Kepala Pusat Pengendalian dan Pencegahan Penyakit Afrika (CDC Afrika), mengatakan pengobatan ini “bukan pengobatan yang tepat untuk Rwanda dan Afrika”.
Hanya dalam dua minggu, Rwanda mencatat 13 kematian akibat penyakit ini – sebagian besar di antara petugas kesehatan, kata menteri kesehatan negara itu dalam sebuah pernyataan.
Namun para pejabat mengatakan wabah ini sudah terkendali.

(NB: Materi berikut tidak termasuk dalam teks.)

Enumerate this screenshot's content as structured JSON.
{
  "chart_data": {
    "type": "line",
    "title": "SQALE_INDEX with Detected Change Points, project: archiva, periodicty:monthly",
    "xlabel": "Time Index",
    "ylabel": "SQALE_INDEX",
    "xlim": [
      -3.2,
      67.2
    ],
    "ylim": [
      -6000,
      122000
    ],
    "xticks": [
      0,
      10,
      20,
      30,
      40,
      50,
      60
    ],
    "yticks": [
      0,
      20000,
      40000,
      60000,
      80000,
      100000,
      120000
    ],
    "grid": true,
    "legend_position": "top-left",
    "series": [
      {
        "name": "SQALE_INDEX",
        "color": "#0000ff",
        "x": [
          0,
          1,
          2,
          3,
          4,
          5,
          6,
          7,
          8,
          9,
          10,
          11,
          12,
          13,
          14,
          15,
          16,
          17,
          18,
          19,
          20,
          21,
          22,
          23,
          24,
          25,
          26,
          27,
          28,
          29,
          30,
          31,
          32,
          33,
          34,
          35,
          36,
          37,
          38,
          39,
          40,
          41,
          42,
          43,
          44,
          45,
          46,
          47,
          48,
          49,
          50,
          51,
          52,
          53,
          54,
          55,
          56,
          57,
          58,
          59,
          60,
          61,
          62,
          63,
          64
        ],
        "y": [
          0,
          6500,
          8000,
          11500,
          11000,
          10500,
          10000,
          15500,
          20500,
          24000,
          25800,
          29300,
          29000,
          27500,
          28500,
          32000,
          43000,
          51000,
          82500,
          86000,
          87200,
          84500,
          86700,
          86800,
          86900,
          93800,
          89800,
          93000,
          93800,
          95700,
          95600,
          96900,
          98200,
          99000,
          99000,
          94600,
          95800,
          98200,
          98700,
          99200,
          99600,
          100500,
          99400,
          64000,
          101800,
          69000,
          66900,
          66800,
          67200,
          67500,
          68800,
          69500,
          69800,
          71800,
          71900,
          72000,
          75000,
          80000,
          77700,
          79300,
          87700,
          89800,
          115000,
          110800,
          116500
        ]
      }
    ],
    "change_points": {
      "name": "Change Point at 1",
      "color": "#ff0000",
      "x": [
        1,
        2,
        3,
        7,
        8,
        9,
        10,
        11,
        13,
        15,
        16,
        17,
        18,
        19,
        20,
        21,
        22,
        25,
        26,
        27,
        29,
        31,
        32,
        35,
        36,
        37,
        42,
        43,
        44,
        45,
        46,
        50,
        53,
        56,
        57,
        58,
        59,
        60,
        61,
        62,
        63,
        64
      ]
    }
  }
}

Namun, mereka yang berada di garis depan takut akan konsekuensinya.
“Ini membuat Anda takut ketika melihat orang meninggal dalam profesi yang sama,” kata Maria, seorang perawat perawatan intensif di sebuah rumah sakit di ibu kota Rwanda, Kigali, bukan nama sebenarnya.
Maria berbicara kepada BBC tanpa menyebut nama karena dia khawatir akan kehilangan pekerjaan jika berbicara di depan umum.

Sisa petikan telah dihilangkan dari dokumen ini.